The effort to promote U.S. tourist travel to Cuba is the wrong legislation at the wrong moment in time. Promoting tourism to Cuba only serves to prop up a tainted regime with U.S. dollars. Having American tourists on Cuban beaches will not in any way create a climate for a democratic change on the island.

Cuban democratic activist Jorge Luis Garcia Perez, known by the name Antunez, has been on a hunger strike in Cuba for 44 days. All he wants from the Cuban regime is the promise of an end to the torture of political prisoners, an agreement to respect human rights, and adequate housing for all Cubans. The Cuban regime’s police have surrounded Antunez’s home allowing no one to enter or leave. As Antunez bravely fights for basic human rights, another organization, Human Rights Watch, endorses rewarding the Cuban regime. This is especially perplexing as Human Rights Watch was one of the foremost groups opposed to the U.S. Colombia Trade Agreement citing Colombia’s human rights record as the basis for its opposition. I don’t see how it can criticize the human rights record of Colombia, a democratic country struggling against narcoterrorists while attempting to establish the rule of law, and at the same time seek to reward the Cuban Regime with its appalling and real record of denying its citizens the most basic liberties.

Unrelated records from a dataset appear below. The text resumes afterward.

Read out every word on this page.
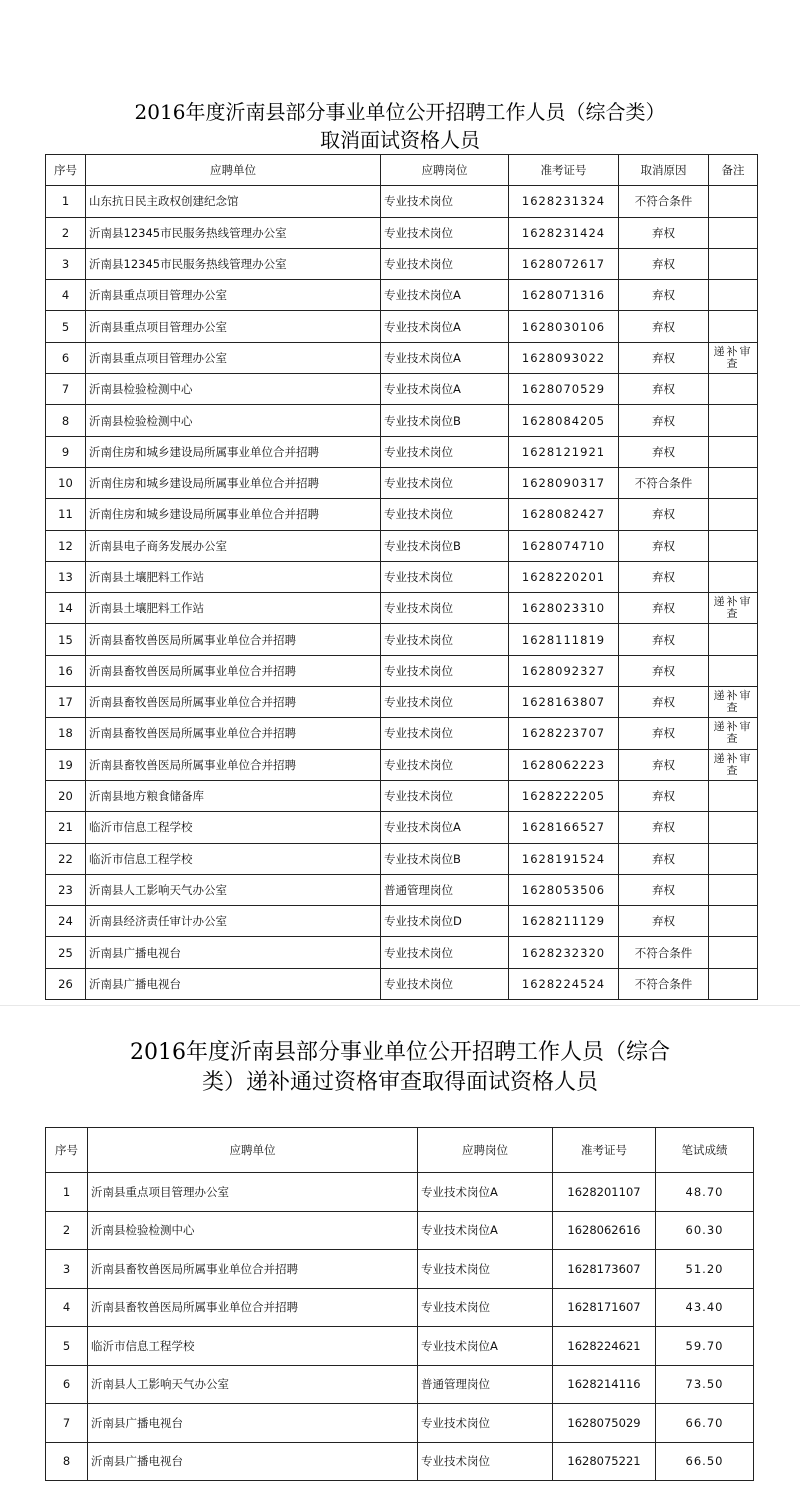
2016年度沂南县部分事业单位公开招聘工作人员（综合类）
取消面试资格人员
序号	应聘单位	应聘岗位	准考证号	取消原因	备注
1	山东抗日民主政权创建纪念馆	专业技术岗位	1628231324	不符合条件	
2	沂南县12345市民服务热线管理办公室	专业技术岗位	1628231424	弃权	
3	沂南县12345市民服务热线管理办公室	专业技术岗位	1628072617	弃权	
4	沂南县重点项目管理办公室	专业技术岗位A	1628071316	弃权	
5	沂南县重点项目管理办公室	专业技术岗位A	1628030106	弃权	
6	沂南县重点项目管理办公室	专业技术岗位A	1628093022	弃权	递补审查
7	沂南县检验检测中心	专业技术岗位A	1628070529	弃权	
8	沂南县检验检测中心	专业技术岗位B	1628084205	弃权	
9	沂南住房和城乡建设局所属事业单位合并招聘	专业技术岗位	1628121921	弃权	
10	沂南住房和城乡建设局所属事业单位合并招聘	专业技术岗位	1628090317	不符合条件	
11	沂南住房和城乡建设局所属事业单位合并招聘	专业技术岗位	1628082427	弃权	
12	沂南县电子商务发展办公室	专业技术岗位B	1628074710	弃权	
13	沂南县土壤肥料工作站	专业技术岗位	1628220201	弃权	
14	沂南县土壤肥料工作站	专业技术岗位	1628023310	弃权	递补审查
15	沂南县畜牧兽医局所属事业单位合并招聘	专业技术岗位	1628111819	弃权	
16	沂南县畜牧兽医局所属事业单位合并招聘	专业技术岗位	1628092327	弃权	
17	沂南县畜牧兽医局所属事业单位合并招聘	专业技术岗位	1628163807	弃权	递补审查
18	沂南县畜牧兽医局所属事业单位合并招聘	专业技术岗位	1628223707	弃权	递补审查
19	沂南县畜牧兽医局所属事业单位合并招聘	专业技术岗位	1628062223	弃权	递补审查
20	沂南县地方粮食储备库	专业技术岗位	1628222205	弃权	
21	临沂市信息工程学校	专业技术岗位A	1628166527	弃权	
22	临沂市信息工程学校	专业技术岗位B	1628191524	弃权	
23	沂南县人工影响天气办公室	普通管理岗位	1628053506	弃权	
24	沂南县经济责任审计办公室	专业技术岗位D	1628211129	弃权	
25	沂南县广播电视台	专业技术岗位	1628232320	不符合条件	
26	沂南县广播电视台	专业技术岗位	1628224524	不符合条件	
2016年度沂南县部分事业单位公开招聘工作人员（综合
类）递补通过资格审查取得面试资格人员
序号	应聘单位	应聘岗位	准考证号	笔试成绩
1	沂南县重点项目管理办公室	专业技术岗位A	1628201107	48.70
2	沂南县检验检测中心	专业技术岗位A	1628062616	60.30
3	沂南县畜牧兽医局所属事业单位合并招聘	专业技术岗位	1628173607	51.20
4	沂南县畜牧兽医局所属事业单位合并招聘	专业技术岗位	1628171607	43.40
5	临沂市信息工程学校	专业技术岗位A	1628224621	59.70
6	沂南县人工影响天气办公室	普通管理岗位	1628214116	73.50
7	沂南县广播电视台	专业技术岗位	1628075029	66.70
8	沂南县广播电视台	专业技术岗位	1628075221	66.50
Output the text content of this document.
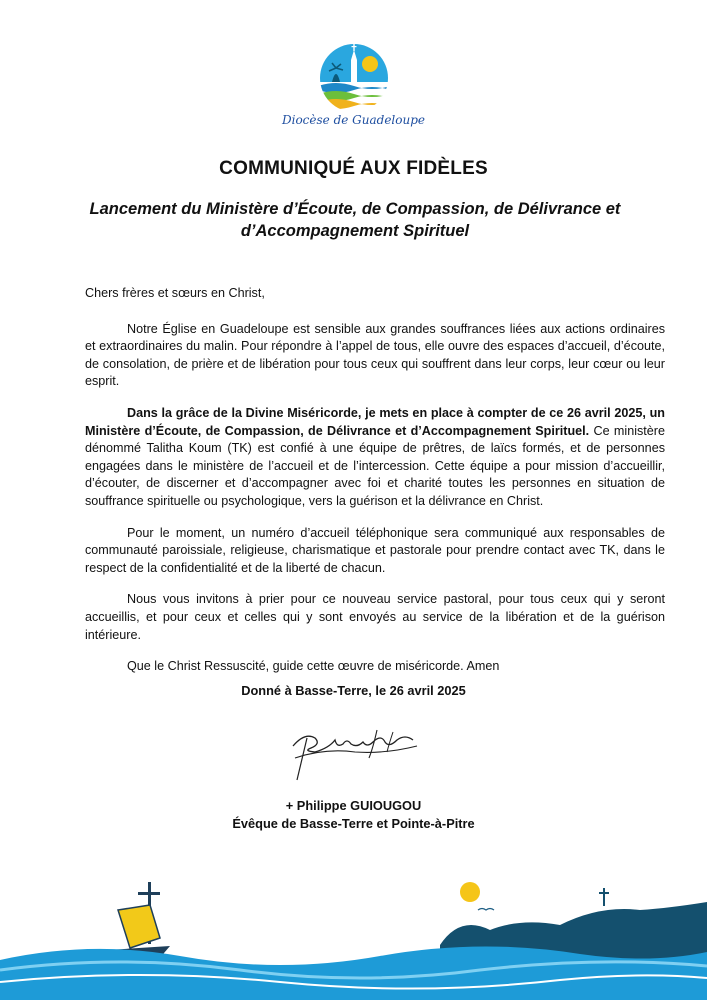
Diocèse de Guadeloupe
COMMUNIQUÉ AUX FIDÈLES
Lancement du Ministère d’Écoute, de Compassion, de Délivrance et d’Accompagnement Spirituel

Chers frères et sœurs en Christ,

Notre Église en Guadeloupe est sensible aux grandes souffrances liées aux actions ordinaires et extraordinaires du malin. Pour répondre à l’appel de tous, elle ouvre des espaces d’accueil, d’écoute, de consolation, de prière et de libération pour tous ceux qui souffrent dans leur corps, leur cœur ou leur esprit.

Dans la grâce de la Divine Miséricorde, je mets en place à compter de ce 26 avril 2025, un Ministère d’Écoute, de Compassion, de Délivrance et d’Accompagnement Spirituel. Ce ministère dénommé Talitha Koum (TK) est confié à une équipe de prêtres, de laïcs formés, et de personnes engagées dans le ministère de l’accueil et de l’intercession. Cette équipe a pour mission d’accueillir, d’écouter, de discerner et d’accompagner avec foi et charité toutes les personnes en situation de souffrance spirituelle ou psychologique, vers la guérison et la délivrance en Christ.

Pour le moment, un numéro d’accueil téléphonique sera communiqué aux responsables de communauté paroissiale, religieuse, charismatique et pastorale pour prendre contact avec TK, dans le respect de la confidentialité et de la liberté de chacun.

Nous vous invitons à prier pour ce nouveau service pastoral, pour tous ceux qui y seront accueillis, et pour ceux et celles qui y sont envoyés au service de la libération et de la guérison intérieure.

Que le Christ Ressuscité, guide cette œuvre de miséricorde. Amen

Donné à Basse-Terre, le 26 avril 2025
+ Philippe GUIOUGOU
Évêque de Basse-Terre et Pointe-à-Pitre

As we look at the situation in Cuba and support efforts that would foster democratic change, policy decisions need thoughtful deliberation. The unelected leaders of Cuba should prove to the world, through concrete actions, that they will respect fundamental human rights and allow true democratic change as reflected in the Inter-American Democratic Charter. Until that happens, the U.S. Government should be supporting and showing solidarity with those Cubans who are peacefully fighting for democracy. We should be siding with those who are oppressed, not the oppressors.